Очень похоже, Мэрвин обращался с сыном как со взрослым. То есть вообще без каких-либо послаблений или учета детского возраста. Спал мальчишка на спине, вытянув руки вдоль тела. Причем — на полу и на самой жесткой циновке, что смогла найти ему Лейла. Назвать это положение удобным язык не поворачивался даже у него, бывалого волка, которому приходилось спать в самых отвратительных условиях. Приучиться так проводить ночи мог лишь тот, кому привязывали руки и строго наказывали за непослушание. Впрочем, огульно осудить брата в его методах Мидир бы не сумел. Воспитание было разносторонним: Джаред мог процитировать кучу книг, в совершенстве владел тремя языками и прекрасно играл в фидхелл. Только драться не умел — и не хотел учиться. Мэрвиново отрицание всякого насилия перешло на новый уровень. Наследственный.
— Черные всегда ходят первыми, — на днях развеселился племянник. — Неужели эту игру придумали ши?
— Ее усовершенствовал твой отец, — произнес Мидир и тут же пожалел об этом: Джаред сжал губы и помрачнел. — А твой дядя Мэллин придумал фидхелл на три стороны поля.
Как отреагирует Джаред на этого шалопая, думать пока не хотелось. Что они не поладят сразу, понятно было и так.
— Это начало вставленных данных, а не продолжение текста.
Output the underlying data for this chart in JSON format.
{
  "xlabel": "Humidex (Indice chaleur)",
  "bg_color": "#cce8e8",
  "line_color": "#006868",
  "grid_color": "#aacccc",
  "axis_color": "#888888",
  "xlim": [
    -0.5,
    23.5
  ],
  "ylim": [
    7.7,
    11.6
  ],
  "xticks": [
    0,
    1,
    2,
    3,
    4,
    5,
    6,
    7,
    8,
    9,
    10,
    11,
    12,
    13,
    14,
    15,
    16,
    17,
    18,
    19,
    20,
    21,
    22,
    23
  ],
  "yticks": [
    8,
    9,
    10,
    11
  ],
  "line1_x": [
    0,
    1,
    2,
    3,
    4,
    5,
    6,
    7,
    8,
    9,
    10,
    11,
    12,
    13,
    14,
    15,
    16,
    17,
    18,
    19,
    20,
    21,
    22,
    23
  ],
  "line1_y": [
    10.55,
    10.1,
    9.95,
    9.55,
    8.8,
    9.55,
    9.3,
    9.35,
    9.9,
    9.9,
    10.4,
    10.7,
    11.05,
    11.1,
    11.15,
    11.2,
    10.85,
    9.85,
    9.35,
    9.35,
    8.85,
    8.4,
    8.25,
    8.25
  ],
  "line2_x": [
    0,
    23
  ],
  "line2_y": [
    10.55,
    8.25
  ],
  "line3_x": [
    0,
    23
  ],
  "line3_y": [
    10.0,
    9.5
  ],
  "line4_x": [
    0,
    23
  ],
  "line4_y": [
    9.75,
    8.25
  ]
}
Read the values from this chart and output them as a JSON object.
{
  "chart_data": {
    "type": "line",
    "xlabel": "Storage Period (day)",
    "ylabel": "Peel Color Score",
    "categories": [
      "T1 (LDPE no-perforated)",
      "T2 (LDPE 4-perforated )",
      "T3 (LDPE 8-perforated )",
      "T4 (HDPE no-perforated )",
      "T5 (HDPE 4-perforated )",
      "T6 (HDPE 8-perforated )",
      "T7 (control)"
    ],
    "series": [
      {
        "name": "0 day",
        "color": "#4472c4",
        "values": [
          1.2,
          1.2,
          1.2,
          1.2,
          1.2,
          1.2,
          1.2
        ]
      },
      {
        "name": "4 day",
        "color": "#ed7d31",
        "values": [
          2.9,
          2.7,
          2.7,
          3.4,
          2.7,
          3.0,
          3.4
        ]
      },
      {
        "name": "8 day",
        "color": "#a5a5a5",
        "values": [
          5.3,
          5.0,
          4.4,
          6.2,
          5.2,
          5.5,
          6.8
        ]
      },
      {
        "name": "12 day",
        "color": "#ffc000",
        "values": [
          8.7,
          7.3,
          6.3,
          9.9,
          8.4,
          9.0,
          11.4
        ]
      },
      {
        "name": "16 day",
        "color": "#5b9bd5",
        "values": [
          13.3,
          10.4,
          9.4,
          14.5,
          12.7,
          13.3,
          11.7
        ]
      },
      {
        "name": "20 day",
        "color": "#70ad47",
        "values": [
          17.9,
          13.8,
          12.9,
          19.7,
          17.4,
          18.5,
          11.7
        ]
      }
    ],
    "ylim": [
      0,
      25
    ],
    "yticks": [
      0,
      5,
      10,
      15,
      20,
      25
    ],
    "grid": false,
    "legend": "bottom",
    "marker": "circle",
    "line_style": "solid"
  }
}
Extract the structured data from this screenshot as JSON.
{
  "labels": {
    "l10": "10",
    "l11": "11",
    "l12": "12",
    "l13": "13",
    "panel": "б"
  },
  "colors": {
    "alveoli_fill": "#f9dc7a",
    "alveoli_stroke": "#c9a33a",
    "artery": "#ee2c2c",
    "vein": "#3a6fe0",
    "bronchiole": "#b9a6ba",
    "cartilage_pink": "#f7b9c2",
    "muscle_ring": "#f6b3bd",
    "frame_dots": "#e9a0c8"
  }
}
Для ежевечерней игры Мидир стал выбираться в комнатушку Джареда, находящуюся в конце коридора, как только смог передвигаться без посторонней помощи. Волчьему королю казалось, Джареду уютнее пусть в чужом доме, но все же в относительно своем помещении. Тикки время от времени маячила за проемом в разных нарядах, то бросала на Мидира призывный взгляд, то покачивала бедром, что волчий король старательно не замечал, так же старательно скрывая ухмылку, и девчонка уходила все более печальная. Ладить с ней становилось все сложнее. Она копила злобу от невнимания Мидира, а потом выплескивала на более «везучую» хозяйку этого дома. Грубиянка огрызалась на Лейлу так, что однажды Мидир не удержался и заехал мелкой нахалке пятерней по заднице. Предсказуемо вызвал сердитый взгляд Лейлы, всегда защищающей «бедную девочку» и откровенное недовольство Джареда, который думал, что звания «девочка» и «человек» сразу дают всякую защиту от наказания. Упирал племянник на то, что женщин не бьют, но стоило Мидиру прояснить момент — женщиной Тикки точно считаться еще не могла, зато могла и уже считалась занозой и врединой — Джаред насупился, девчонка убежала рыдать. Одобрения в глазах племянника он не снискал, но и не ждал его. Джаред, как бы Мэрвин его ни воспитывал, все еще был двенадцатилетним мальчишкой.